The Tory slogan for the next election is, "Vote now, pay later". We know how the Chancellor will react to this sudden exposure to the truth. In a moment there will be long passages of bogus statistics, rather like those that I quoted at the beginning of my speech. [Laughter.] There will be passages of ritual abuse and the insistence that everything is for the best in the best of all free enterprise worlds. The Chancellor will ask the people to believe him when he says that, if he cuts taxes, he will not increase them again. Every Conservative Government in the recent past have been prepared to deceive the people over taxation.

The Government came to power in 1979 committed to cutting overall taxes and they repeated that promise four years later. Our total annual tax bill is now £29 billion higher than it was on the day when the Labour party left office. In 1955, a Conservative Government, who were in much the same position as the present Government, cut taxes within a few weeks of a general election and reimposed them a few weeks after the election.

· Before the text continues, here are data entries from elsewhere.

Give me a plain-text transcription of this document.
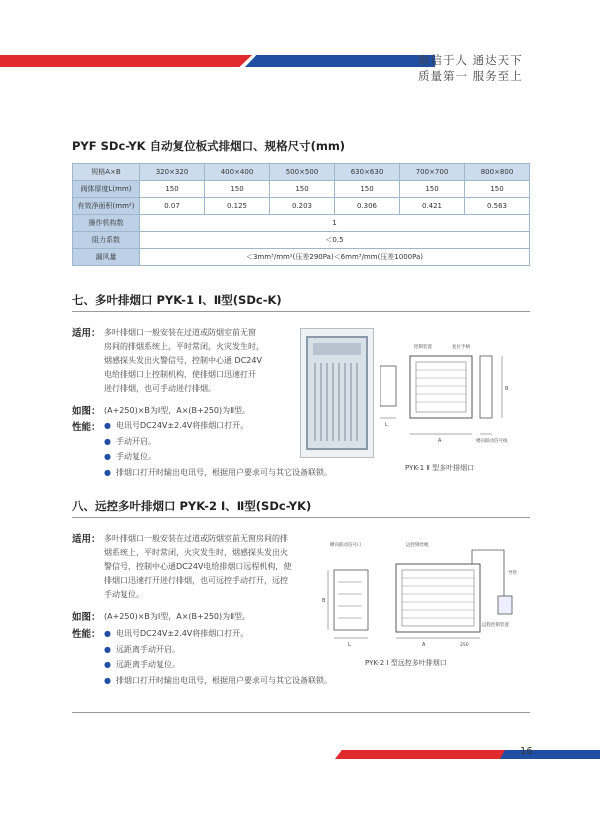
取信于人 通达天下
质量第一 服务至上
PYF SDc-YK 自动复位板式排烟口、规格尺寸(mm)
规格A×B	320×320	400×400	500×500	630×630	700×700	800×800
阀体厚度L(mm)	150	150	150	150	150	150
有效净面积(mm²)	0.07	0.125	0.203	0.306	0.421	0.563
操作机构数	1					
阻力系数	＜0.5					
漏风量	＜3mm³/mm²(压差290Pa)＜6mm³/mm(压差1000Pa)					
七、多叶排烟口 PYK-1 Ⅰ、Ⅱ型(SDc-K)
适用： 多叶排烟口一般安装在过道或防烟室前无窗
房间的排烟系统上，平时常闭，火灾发生时，
烟感探头发出火警信号，控制中心通 DC24V
电给排烟口上控制机构，使排烟口迅速打开
进行排烟，也可手动进行排烟。
如图： (A+250)×B为Ⅰ型，A×(B+250)为Ⅱ型。
性能：	● 电讯号DC24V±2.4V将排烟口打开。
● 手动开启。
● 手动复位。
● 排烟口打开时输出电讯号，根据用户要求可与其它设备联锁。
控制装置	复位手柄
楼向联动信号线
A
B
L
PYK-1 Ⅱ 型多叶排烟口
八、远控多叶排烟口 PYK-2 Ⅰ、Ⅱ型(SDc-YK)
适用： 多叶排烟口一般安装在过道或防烟室前无窗房间的排
烟系统上，平时常闭，火灾发生时，烟感探头发出火
警信号，控制中心通DC24V电给排烟口远程机构，使
排烟口迅速打开进行排烟，也可远控手动打开，远控
手动复位。
如图： (A+250)×B为Ⅰ型，A×(B+250)为Ⅱ型。
性能：	● 电讯号DC24V±2.4V将排烟口打开。
● 远距离手动开启。
● 远距离手动复位。
● 排烟口打开时输出电讯号，根据用户要求可与其它设备联锁。
横向联动信号口	远控钢丝绳
导管
远程控制装置
A	250
B
L
PYK-2 Ⅰ 型远控多叶排烟口
16
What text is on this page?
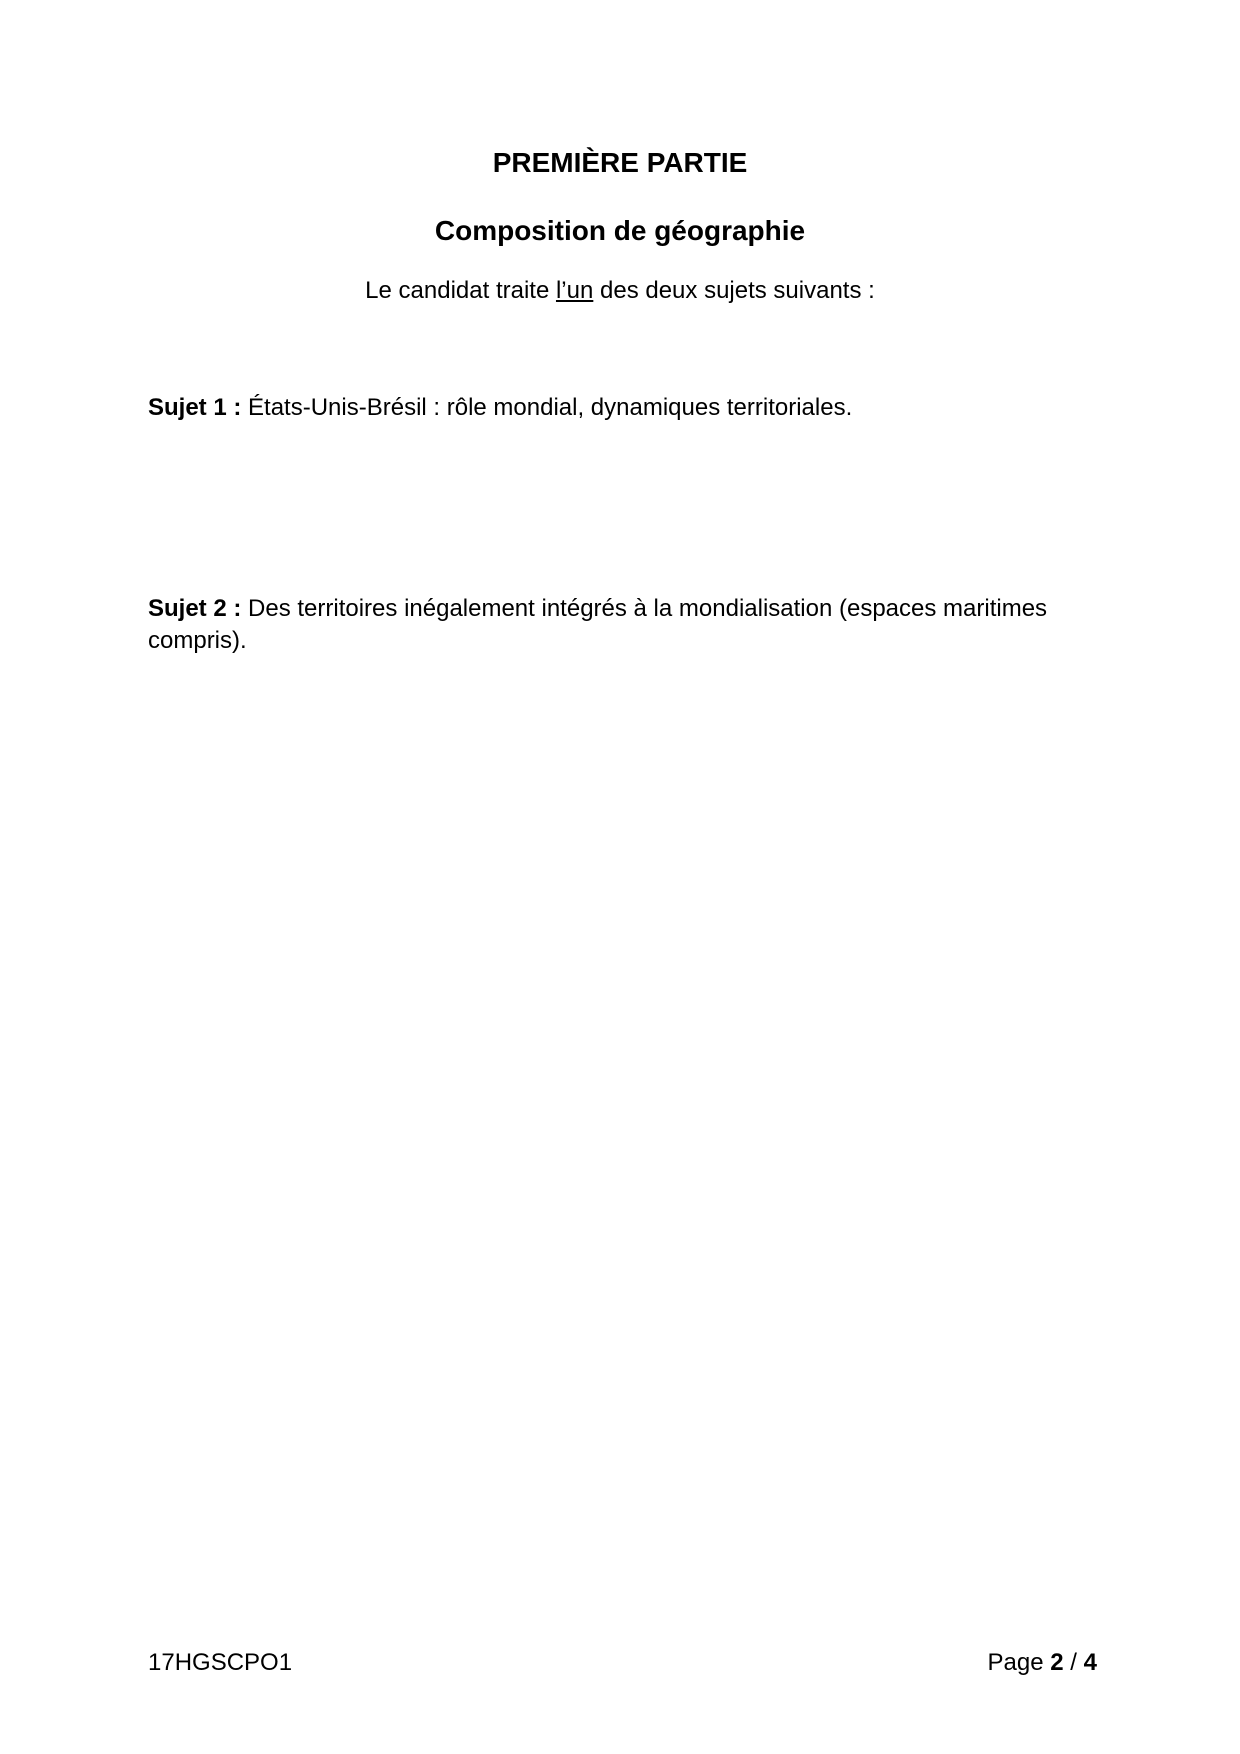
PREMIÈRE PARTIE
Composition de géographie
Le candidat traite l’un des deux sujets suivants :
Sujet 1 : États-Unis-Brésil : rôle mondial, dynamiques territoriales.
Sujet 2 : Des territoires inégalement intégrés à la mondialisation (espaces maritimes compris).
17HGSCPO1	Page 2 / 4
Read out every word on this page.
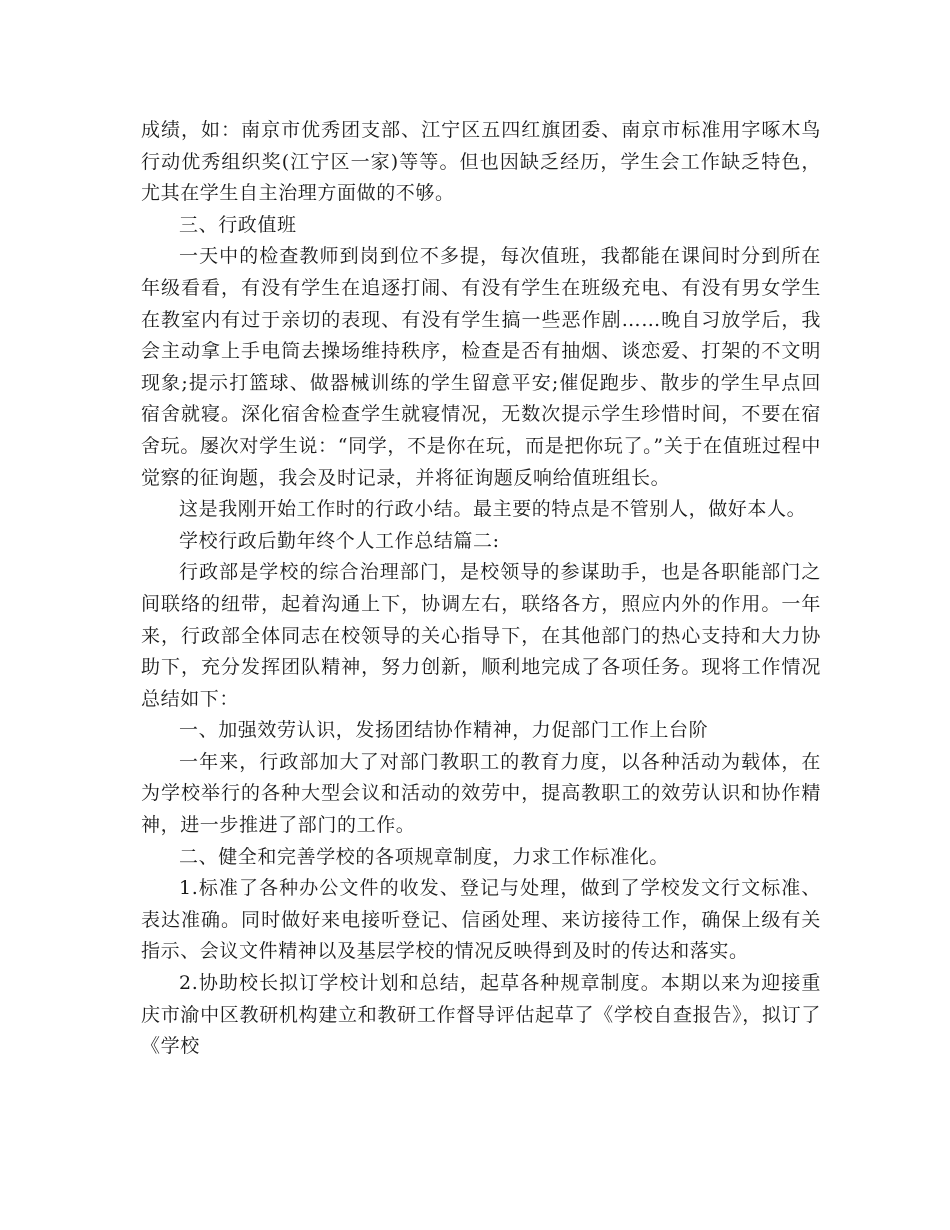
成绩，如：南京市优秀团支部、江宁区五四红旗团委、南京市标准用字啄木鸟行动优秀组织奖(江宁区一家)等等。但也因缺乏经历，学生会工作缺乏特色，尤其在学生自主治理方面做的不够。

三、行政值班

一天中的检查教师到岗到位不多提，每次值班，我都能在课间时分到所在年级看看，有没有学生在追逐打闹、有没有学生在班级充电、有没有男女学生在教室内有过于亲切的表现、有没有学生搞一些恶作剧……晚自习放学后，我会主动拿上手电筒去操场维持秩序，检查是否有抽烟、谈恋爱、打架的不文明现象;提示打篮球、做器械训练的学生留意平安;催促跑步、散步的学生早点回宿舍就寝。深化宿舍检查学生就寝情况，无数次提示学生珍惜时间，不要在宿舍玩。屡次对学生说：“同学，不是你在玩，而是把你玩了。”关于在值班过程中觉察的征询题，我会及时记录，并将征询题反响给值班组长。

这是我刚开始工作时的行政小结。最主要的特点是不管别人，做好本人。

学校行政后勤年终个人工作总结篇二:

行政部是学校的综合治理部门，是校领导的参谋助手，也是各职能部门之间联络的纽带，起着沟通上下，协调左右，联络各方，照应内外的作用。一年来，行政部全体同志在校领导的关心指导下，在其他部门的热心支持和大力协助下，充分发挥团队精神，努力创新，顺利地完成了各项任务。现将工作情况总结如下：

一、加强效劳认识，发扬团结协作精神，力促部门工作上台阶

一年来，行政部加大了对部门教职工的教育力度，以各种活动为载体，在为学校举行的各种大型会议和活动的效劳中，提高教职工的效劳认识和协作精神，进一步推进了部门的工作。

二、健全和完善学校的各项规章制度，力求工作标准化。

1.标准了各种办公文件的收发、登记与处理，做到了学校发文行文标准、表达准确。同时做好来电接听登记、信函处理、来访接待工作，确保上级有关指示、会议文件精神以及基层学校的情况反映得到及时的传达和落实。

2.协助校长拟订学校计划和总结，起草各种规章制度。本期以来为迎接重庆市渝中区教研机构建立和教研工作督导评估起草了《学校自查报告》，拟订了《学校
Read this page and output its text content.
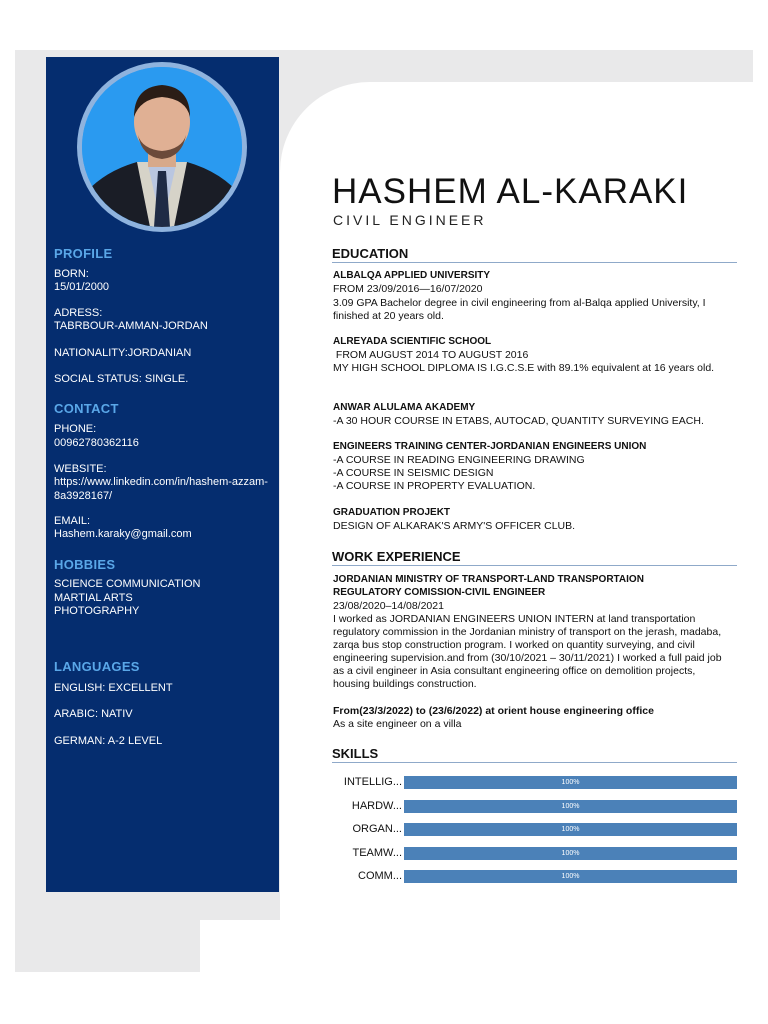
PROFILE
BORN:
15/01/2000
ADRESS:
TABRBOUR-AMMAN-JORDAN
NATIONALITY:JORDANIAN
SOCIAL STATUS: SINGLE.
CONTACT
PHONE:
00962780362116
WEBSITE:
https://www.linkedin.com/in/hashem-azzam-8a3928167/
EMAIL:
Hashem.karaky@gmail.com
HOBBIES
SCIENCE COMMUNICATION
MARTIAL ARTS
PHOTOGRAPHY
LANGUAGES
ENGLISH: EXCELLENT
ARABIC: NATIV
GERMAN: A-2 LEVEL
HASHEM AL-KARAKI
CIVIL ENGINEER
EDUCATION
ALBALQA APPLIED UNIVERSITY
FROM 23/09/2016—16/07/2020
3.09 GPA Bachelor degree in civil engineering from al-Balqa applied University, I finished at 20 years old.
ALREYADA SCIENTIFIC SCHOOL
FROM AUGUST 2014 TO AUGUST 2016
MY HIGH SCHOOL DIPLOMA IS I.G.C.S.E with 89.1% equivalent at 16 years old.
ANWAR ALULAMA AKADEMY
-A 30 HOUR COURSE IN ETABS, AUTOCAD, QUANTITY SURVEYING EACH.
ENGINEERS TRAINING CENTER-JORDANIAN ENGINEERS UNION
-A COURSE IN READING ENGINEERING DRAWING
-A COURSE IN SEISMIC DESIGN
-A COURSE IN PROPERTY EVALUATION.
GRADUATION PROJEKT
DESIGN OF ALKARAK'S ARMY'S OFFICER CLUB.
WORK EXPERIENCE
JORDANIAN MINISTRY OF TRANSPORT-LAND TRANSPORTAION REGULATORY COMISSION-CIVIL ENGINEER
23/08/2020–14/08/2021
I worked as JORDANIAN ENGINEERS UNION INTERN at land transportation regulatory commission in the Jordanian ministry of transport on the jerash, madaba, zarqa bus stop construction program. I worked on quantity surveying, and civil engineering supervision.and from (30/10/2021 – 30/11/2021) I worked a full paid job as a civil engineer in Asia consultant engineering office on demolition projects, housing buildings construction.
From(23/3/2022) to (23/6/2022) at orient house engineering office
As a site engineer on a villa
SKILLS
INTELLIG...	100%
HARDW...	100%
ORGAN...	100%
TEAMW...	100%
COMM...	100%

If the House wants a more up-to-date example I shall gladly give it one. During the general election campaign in 1979 Labour Members warned that, once elected, the Conservative Government would double VAT. "Double VAT" was exactly the phrase that I used at a press conference at Transport house. The present Foreign Secretary could not have been more explicit in his denial. At Conservative Central Office on 21 April 1979 he said: We have absolutely no intention of doubling VAT. The Daily Mail, which tomorrow will undoubtedly dismiss any chants of crisis, listed the allegation that the Tory party would double VAT as a Labour lie. Within three weeks of the election, VAT was increased from 8 per cent. to 15 per cent.

The truth is that the Tory party has never been trusted over its taxation proposals when a general election has been in the air. Conservatives cheated the country in 1979 and I have no doubt that given the chance they will do so again. Fortunately, that chance will be denied them.